Membentuk Santri Mandiri dan Peduli Lingkungan

Membentuk santri mandiri dan peduli lingkungan adalah dua agenda penting yang kini menjadi fokus banyak pesantren di Indonesia. Kesadaran bahwa pendidikan tidak hanya sebatas ilmu agama, tetapi juga harus mencakup keterampilan hidup dan tanggung jawab sosial, mendorong pesantren untuk berinovasi. Pada hari Kamis, 14 Februari 2026, sebuah lokakarya bertema “Pesantren Hijau dan Mandiri” diselenggarakan di Auditorium Balai Latihan Kerja (BLK), dihadiri oleh perwakilan 50 pesantren. Dalam acara tersebut, seorang aktivis lingkungan, Ibu Ratih Puspitasari, menekankan bahwa nilai-nilai kebersihan dan kasih sayang terhadap alam adalah bagian integral dari ajaran Islam.

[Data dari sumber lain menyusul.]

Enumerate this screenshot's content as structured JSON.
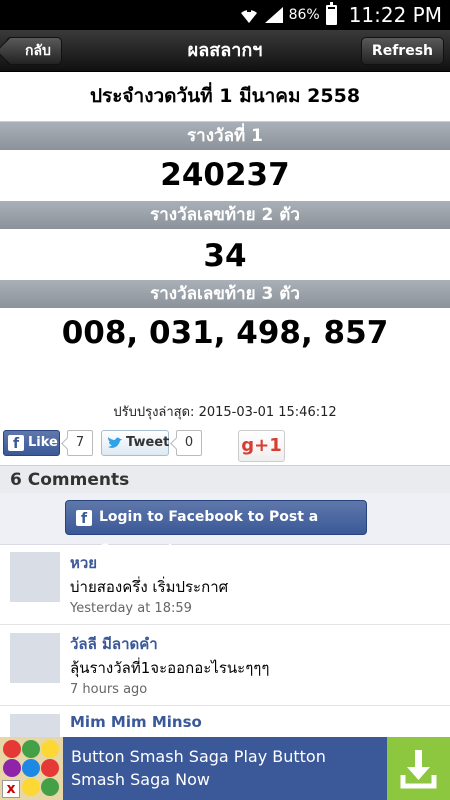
{
  "status_bar": {
    "battery_percent": "86%",
    "battery_level": 0.86,
    "time": "11:22 PM",
    "icons": [
      "wifi-icon",
      "signal-icon",
      "battery-icon"
    ]
  },
  "navbar": {
    "back_label": "กลับ",
    "title": "ผลสลากฯ",
    "refresh_label": "Refresh"
  },
  "draw": {
    "date_label": "ประจำงวดวันที่ 1 มีนาคม 2558"
  },
  "prizes": [
    {
      "label": "รางวัลที่ 1",
      "value": "240237"
    },
    {
      "label": "รางวัลเลขท้าย 2 ตัว",
      "value": "34"
    },
    {
      "label": "รางวัลเลขท้าย 3 ตัว",
      "value": "008, 031, 498, 857"
    }
  ],
  "updated": "ปรับปรุงล่าสุด: 2015-03-01 15:46:12",
  "social": {
    "like_label": "Like",
    "like_count": "7",
    "tweet_label": "Tweet",
    "tweet_count": "0",
    "gplus_label": "g+1"
  },
  "comments": {
    "header": "6 Comments",
    "login_label": "Login to Facebook to Post a Comment",
    "items": [
      {
        "name": "หวย",
        "text": "บ่ายสองครึ่ง เริ่มประกาศ",
        "time": "Yesterday at 18:59"
      },
      {
        "name": "วัลลี มีลาดคำ",
        "text": "ลุ้นรางวัลที่1จะออกอะไรนะๆๆๆ",
        "time": "7 hours ago"
      },
      {
        "name": "Mim Mim Minso",
        "text": "",
        "time": ""
      }
    ]
  },
  "ad": {
    "text": "Button Smash Saga Play Button Smash Saga Now",
    "close_label": "x",
    "colors": {
      "banner": "#3b5998",
      "download": "#8dc63f"
    }
  },
  "colors": {
    "nav_gradient_top": "#3a3a3a",
    "prize_header": "#9aa1a9",
    "facebook_blue": "#3b5998",
    "name_link": "#3b5998"
  }
}
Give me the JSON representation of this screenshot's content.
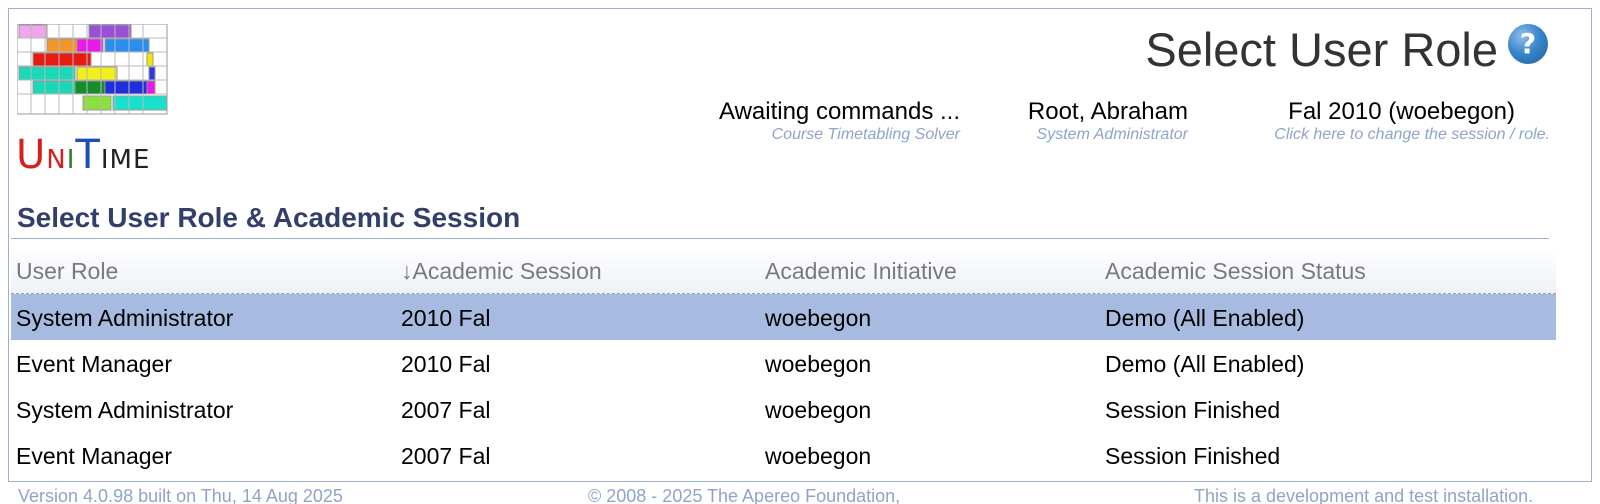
{
  "logo": {
    "text": "UniTime"
  },
  "header": {
    "title": "Select User Role",
    "solver": {
      "status": "Awaiting commands ...",
      "caption": "Course Timetabling Solver"
    },
    "user": {
      "name": "Root, Abraham",
      "role": "System Administrator"
    },
    "session": {
      "name": "Fal 2010 (woebegon)",
      "caption": "Click here to change the session / role."
    }
  },
  "section": {
    "title": "Select User Role & Academic Session"
  },
  "table": {
    "columns": [
      "User Role",
      "↓Academic Session",
      "Academic Initiative",
      "Academic Session Status"
    ],
    "rows": [
      {
        "role": "System Administrator",
        "session": "2010 Fal",
        "initiative": "woebegon",
        "status": "Demo (All Enabled)"
      },
      {
        "role": "Event Manager",
        "session": "2010 Fal",
        "initiative": "woebegon",
        "status": "Demo (All Enabled)"
      },
      {
        "role": "System Administrator",
        "session": "2007 Fal",
        "initiative": "woebegon",
        "status": "Session Finished"
      },
      {
        "role": "Event Manager",
        "session": "2007 Fal",
        "initiative": "woebegon",
        "status": "Session Finished"
      }
    ],
    "selected_row": 0
  },
  "footer": {
    "version": "Version 4.0.98 built on Thu, 14 Aug 2025",
    "copyright": "© 2008 - 2025 The Apereo Foundation,",
    "disclaimer": "This is a development and test installation."
  },
  "icons": {
    "help": "help-icon",
    "logo": "unitime-logo"
  },
  "colors": {
    "selected_row": "#a7bbe0",
    "section_title": "#333f6b",
    "caption": "#8fa4c8",
    "border": "#9cb0ce"
  }
}
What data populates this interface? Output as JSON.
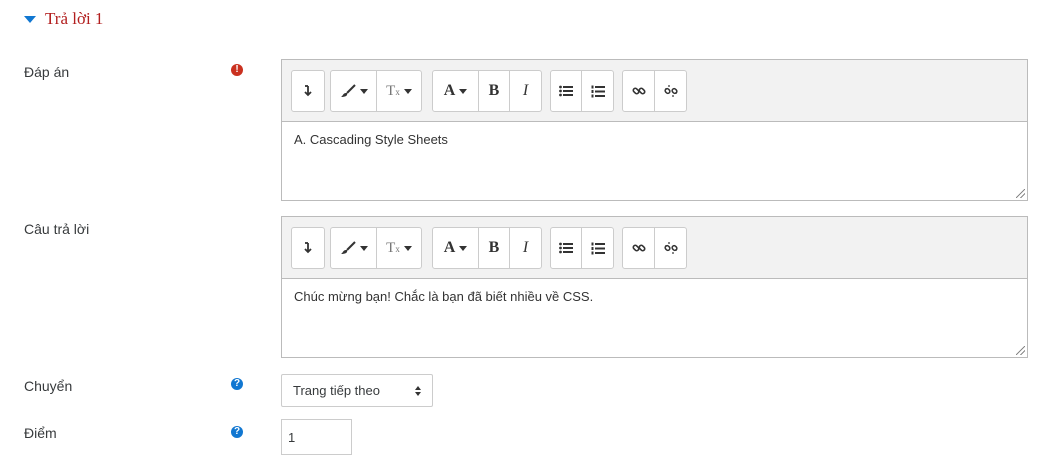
{
  "section": {
    "title": "Trả lời 1"
  },
  "answer": {
    "label": "Đáp án",
    "required_icon": "exclamation-circle-icon",
    "content": "A. Cascading Style Sheets"
  },
  "feedback": {
    "label": "Câu trả lời",
    "content": "Chúc mừng bạn! Chắc là bạn đã biết nhiều về CSS."
  },
  "jump": {
    "label": "Chuyển",
    "help_icon": "question-circle-icon",
    "selected": "Trang tiếp theo"
  },
  "score": {
    "label": "Điểm",
    "help_icon": "question-circle-icon",
    "value": "1"
  },
  "toolbar": {
    "buttons": [
      "show-more",
      "text-style",
      "clear-formatting",
      "font-color",
      "bold",
      "italic",
      "unordered-list",
      "ordered-list",
      "link",
      "unlink"
    ],
    "font_color_label": "A",
    "bold_label": "B",
    "italic_label": "I"
  },
  "colors": {
    "accent": "#1177d1",
    "title": "#b21e1e",
    "error": "#ca3120"
  }
}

Kemandirian santri di pesantren dimulai dari hal-hal kecil, seperti mengurus kebersihan diri dan lingkungan. Mereka terbiasa mencuci pakaian sendiri, membersihkan kamar, dan piket di dapur. Hal ini melatih kedisiplinan dan rasa tanggung jawab yang tinggi. Namun, kini kemandirian itu diperluas ke ranah yang lebih kompleks, seperti mengelola pertanian atau peternakan di lingkungan pesantren. Program-program ini tidak hanya membekali santri dengan keterampilan praktis, tetapi juga menciptakan kemandirian finansial bagi pesantren itu sendiri. Membentuk santri mandiri dalam bidang ekonomi adalah langkah strategis untuk keberlanjutan. Pada hari Jumat, 15 Februari 2026, tim dari Dinas Pertanian setempat mengunjungi sebuah pesantren dan memuji sistem hidroponik yang dikelola oleh santri, yang menghasilkan sayuran segar untuk konsumsi harian.

Selain kemandirian, kepedulian terhadap lingkungan juga menjadi nilai utama yang ditanamkan. Santri diajarkan untuk mengelola sampah, menanam pohon, dan menghemat penggunaan air serta listrik. Banyak pesantren kini memiliki program daur ulang dan kompos yang dikelola langsung oleh santri. Ini adalah wujud dari pendidikan yang berorientasi pada masa depan, di mana santri tidak hanya menjadi pribadi yang religius, tetapi juga warga negara yang bertanggung jawab. Membentuk santri mandiri secara spiritual dan peduli terhadap lingkungan adalah kombinasi yang kuat. Pada hari Sabtu, 16 Februari 2026, seorang perwira polisi dari Satuan Pembinaan Masyarakat (Satbinmas), Briptu Eko Susanto, memberikan penyuluhan tentang pentingnya menjaga kebersihan dan kelestarian lingkungan.

Komitmen untuk membentuk santri mandiri dan peduli lingkungan adalah cerminan dari visi pesantren yang holistik. Mereka memahami bahwa kemajuan sebuah umat tidak hanya diukur dari penguasaan ilmu agama, tetapi juga dari kemampuan untuk beradaptasi, berinovasi, dan berkontribusi secara positif bagi masyarakat dan alam semesta.